И я знаю, к чему он клонит. Но вся решимость, которая зрела во мне все эти месяцы, куда-то не то что теряется, скорее просто смущается и скукоживается. Обдумываю его слова, а этот соблазнитель кусает меня за мочку уха. Вот же…
— А где мои цветы? — пытаюсь отшутиться я, скрывая свою неловкость.
— Дома.
— Почему дома?!
— Потому что подумал, что если я тебе их в школу притащу, ты меня там же этим букетом и огреешь.
— Аааа, ну это ты правильно подумал.
И мы смеемся легко и свободно. И я понимаю, что готова пойти за ним куда угодно. Встаю с лавочки, и Сашка все понимает правильно, берет меня за руку и ведет в темноту подъезда.
Я впервые у них дома, но времени на то, чтобы оглядеться, у меня, нет. Мы особо и не торопимся, просто… Просто нам нет дела ни до чего остального.
Он целует меня жарко и жадно, а я своими пальцами больно цепляюсь за его шею, плечи. И этого мало, чертовски мало. Мне мало его губ, мне мало его прикосновений. А еще на нас до ужаса много одежды. Хочется чувствовать его всего.

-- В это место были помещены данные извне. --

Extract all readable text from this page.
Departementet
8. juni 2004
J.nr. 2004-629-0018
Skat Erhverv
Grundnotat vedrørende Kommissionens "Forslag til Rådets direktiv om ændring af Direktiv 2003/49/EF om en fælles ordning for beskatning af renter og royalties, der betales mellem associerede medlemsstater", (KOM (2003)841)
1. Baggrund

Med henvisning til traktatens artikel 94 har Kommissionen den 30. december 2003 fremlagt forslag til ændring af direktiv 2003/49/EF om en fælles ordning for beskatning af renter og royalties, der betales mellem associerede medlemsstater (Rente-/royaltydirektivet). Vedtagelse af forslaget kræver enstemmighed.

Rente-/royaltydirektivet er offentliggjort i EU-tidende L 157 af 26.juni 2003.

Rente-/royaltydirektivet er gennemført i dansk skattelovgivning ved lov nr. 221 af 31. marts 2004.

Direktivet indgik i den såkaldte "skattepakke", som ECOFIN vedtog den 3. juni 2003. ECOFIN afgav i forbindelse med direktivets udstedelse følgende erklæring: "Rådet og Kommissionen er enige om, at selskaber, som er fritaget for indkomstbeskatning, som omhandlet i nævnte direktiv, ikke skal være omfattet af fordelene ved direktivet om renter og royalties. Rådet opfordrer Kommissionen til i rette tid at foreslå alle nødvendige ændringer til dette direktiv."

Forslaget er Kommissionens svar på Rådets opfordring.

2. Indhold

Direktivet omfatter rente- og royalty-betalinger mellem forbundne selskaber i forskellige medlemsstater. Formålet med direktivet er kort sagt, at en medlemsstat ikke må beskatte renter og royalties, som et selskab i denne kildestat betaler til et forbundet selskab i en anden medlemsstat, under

Мы каким-то чудом попадаем в его комнату, потому что будь моя воля, то мы начали бы раздеваться еще в коридоре. И это так невероятно, касаться обнаженного тела, ласкать его пальцами, задыхаться в объятиях друг друга. С моих губ срывается громкий стон, и, кажется, должно быть от этого неловко, но Сашка, напротив, улыбается мне куда-то в шею. И лишь просит:
— Давай, еще…
И я уже не сдерживаю себя, кричу в голос, тоже о чем-то его умоляю, прошу.
Мы падаем на кровать, и он наполняет меня собой. Всю, до предела. Это почти больно, потому, что все чувства и без того на грани, но мне мало, мало его. Хочется еще и еще.
В темноте комнаты окончательно теряется связь с реальностью. Не понять, где он, где я. Есть только наше желание, бесстыдное и неприличное. Есть только Мы.